Ethanol is a symptom of gross misalignment of India’s actual requirements in agriculture with policy and funds. Now, from a passive symptom of a disease, it is turning into an aggressive feeder of the malaise, leading to wastage of scarce fiscal resources, avoidable outgo of foreign exchange, and a source of food price inflation, particularly of protein.

If India produced ethanol only from sugarcane juice and molasses, and sugarcane were cultivated only on floodplains that do not need either irrigation or fertilizers, there might be a passable case in producing ethanol and blending it into petrol. Any petrol saved would save foreign exchange on the import of crude, and there would be reduction in the emission of carbon dioxide as well.
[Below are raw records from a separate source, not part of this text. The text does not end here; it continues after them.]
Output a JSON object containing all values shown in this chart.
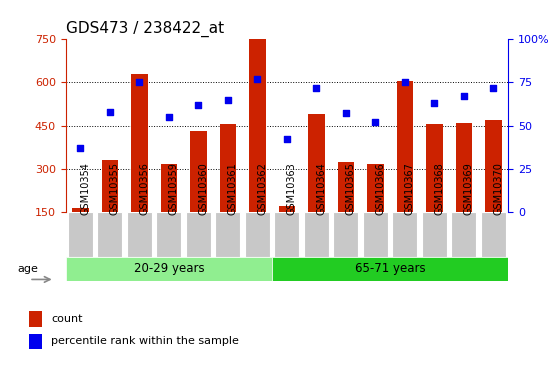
{
  "title": "GDS473 / 238422_at",
  "samples": [
    "GSM10354",
    "GSM10355",
    "GSM10356",
    "GSM10359",
    "GSM10360",
    "GSM10361",
    "GSM10362",
    "GSM10363",
    "GSM10364",
    "GSM10365",
    "GSM10366",
    "GSM10367",
    "GSM10368",
    "GSM10369",
    "GSM10370"
  ],
  "counts": [
    165,
    330,
    630,
    315,
    430,
    455,
    750,
    170,
    490,
    325,
    315,
    605,
    455,
    460,
    470
  ],
  "percentiles": [
    37,
    58,
    75,
    55,
    62,
    65,
    77,
    42,
    72,
    57,
    52,
    75,
    63,
    67,
    72
  ],
  "groups": [
    {
      "label": "20-29 years",
      "start": 0,
      "end": 7,
      "color": "#90EE90"
    },
    {
      "label": "65-71 years",
      "start": 7,
      "end": 15,
      "color": "#22CC22"
    }
  ],
  "bar_color": "#CC2200",
  "dot_color": "#0000EE",
  "bar_base": 150,
  "ylim_left": [
    150,
    750
  ],
  "ylim_right": [
    0,
    100
  ],
  "yticks_left": [
    150,
    300,
    450,
    600,
    750
  ],
  "yticks_right": [
    0,
    25,
    50,
    75,
    100
  ],
  "ytick_labels_left": [
    "150",
    "300",
    "450",
    "600",
    "750"
  ],
  "ytick_labels_right": [
    "0",
    "25",
    "50",
    "75",
    "100%"
  ],
  "grid_values": [
    300,
    450,
    600
  ],
  "age_label": "age",
  "legend_count": "count",
  "legend_percentile": "percentile rank within the sample",
  "title_fontsize": 11,
  "tick_fontsize": 8,
  "label_fontsize": 8,
  "group_fontsize": 8.5
}
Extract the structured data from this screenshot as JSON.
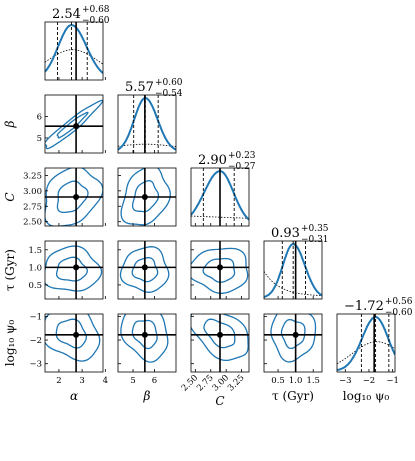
{
  "chart_data": {
    "type": "corner",
    "parameters": [
      {
        "key": "alpha",
        "label": "α",
        "median": 2.54,
        "err_plus": 0.68,
        "err_minus": 0.6,
        "title": "2.54",
        "title_sup": "+0.68",
        "title_sub": "−0.60",
        "true": 2.74,
        "range": [
          1.4,
          3.9
        ],
        "ticks": [
          2,
          3,
          4
        ],
        "tick_labels": [
          "2",
          "3",
          "4"
        ]
      },
      {
        "key": "beta",
        "label": "β",
        "median": 5.57,
        "err_plus": 0.6,
        "err_minus": 0.54,
        "title": "5.57",
        "title_sup": "+0.60",
        "title_sub": "−0.54",
        "true": 5.55,
        "range": [
          4.3,
          7.0
        ],
        "ticks": [
          5,
          6
        ],
        "tick_labels": [
          "5",
          "6"
        ]
      },
      {
        "key": "C",
        "label": "C",
        "median": 2.9,
        "err_plus": 0.23,
        "err_minus": 0.27,
        "title": "2.90",
        "title_sup": "+0.23",
        "title_sub": "−0.27",
        "true": 2.9,
        "range": [
          2.43,
          3.37
        ],
        "ticks": [
          2.5,
          2.75,
          3.0,
          3.25
        ],
        "tick_labels": [
          "2.50",
          "2.75",
          "3.00",
          "3.25"
        ]
      },
      {
        "key": "tau",
        "label": "τ (Gyr)",
        "median": 0.93,
        "err_plus": 0.35,
        "err_minus": 0.31,
        "title": "0.93",
        "title_sup": "+0.35",
        "title_sub": "−0.31",
        "true": 1.0,
        "range": [
          0.1,
          1.75
        ],
        "ticks": [
          0.5,
          1.0,
          1.5
        ],
        "tick_labels": [
          "0.5",
          "1.0",
          "1.5"
        ]
      },
      {
        "key": "log10_psi0",
        "label": "log₁₀ ψ₀",
        "median": -1.72,
        "err_plus": 0.56,
        "err_minus": 0.6,
        "title": "−1.72",
        "title_sup": "+0.56",
        "title_sub": "−0.60",
        "true": -1.78,
        "range": [
          -3.35,
          -0.9
        ],
        "ticks": [
          -3,
          -2,
          -1
        ],
        "tick_labels": [
          "−3",
          "−2",
          "−1"
        ]
      }
    ],
    "colors": {
      "posterior": "#1f77b4",
      "prior": "#000000",
      "truth": "#000000"
    },
    "line_styles": {
      "quantiles": "dashed",
      "prior": "dotted",
      "truth": "solid"
    }
  }
}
In India, however, cane is grown not just on floodplains, but also in irrigated fields. The irrigation is costly to provide, and the cost is never recovered from the farmers and thus, not reflected in the price of produce. Canal irrigation is less costly, but a lot of the irrigation for cane grown in Maharashtra and Karnataka depends on pumping out groundwater. The power is generally subsidised for farmers. Groundwater depletion is a major problem in many parts of India, adding to water stress, particularly in cities. Sugarcane farmers also get subsidised fertilisers. Tamil Nadu routinely fights with Karnataka to release water from the Cauvery river, but uses the released water for the water guzzling crop of sugarcane.

Producing ethanol from intensively cultivated sugarcane, into which free power, free canal water, scarce groundwater and subsidised fertilizer are poured is neither fiscally responsible nor environment-friendly.

Now, more than half the ethanol produced in the country is made from grain, principally maize, and old surplus stocks of rice with the Food Corporation of India. That the FCI accumulates unsold inventories of grain, far in excess of buffer stocking norms, is another major inefficiency of India’s food system.

Skewed policy produces far more grain than India needs, and less of oilseeds and pulses, for which India still depends on imports. India imports well over half its edible oil requirement, spending some $21 billion on it. India is a major importer of pulses, as well, even while being the world’s largest producer of pulses.

Clearly, the sensible thing to do is to incentivise farmers to switch from rice and wheat to oilseeds and pulses. But the policy mess in agriculture keeps farmers wedded to grain. In Madhya Pradesh, farmers are now abandoning soybean, a major source of both cooking oil and protein, in favour of maize. This will lead to greater import of cooking oil, and of pulses.

Because of concerted efforts to keep raising the blended share of ethanol in petrol, there is an assured, and growing, demand for maize. Minimum support prices for edible oils are like virtual reality: you can see them, and hear them, but you cannot lay your hands on them. For MSP to become real, there must be a system of procurement as in the case of rice and wheat. In its absence, farmers switch from soybean to maize.

Maize is the biggest constituent of chickenfeed, and of substandard dogfood. Diversion of maize for ethanol, reduces the quantity available for chickenfeed. Chickenfeed prices go up. Chicken and eggs become more costly. The protein-deficient Indian diet is thus starved of both pulses and chicken, thanks to the race to increase ethanol production.

When maize is crushed, mixed with water and then fermented, the process consumes considerable amounts of energy, and releases considerable quantities of carbon dioxide. Heating the fermented maize mash to distil out the alcohol consumes even more energy. Then to contend that ethanol-blended petrol saves the environment and reduces India’s carbon footprint is to spin a modern fairytale, in which no one lives happily ever after, and the question as to why the supposed grandma has such big teeth and such a big mouth are answered with a definitive gulp.

There are lots of things to be done to reduce India’s carbon footprint. But boosting ethanol production is not one of them.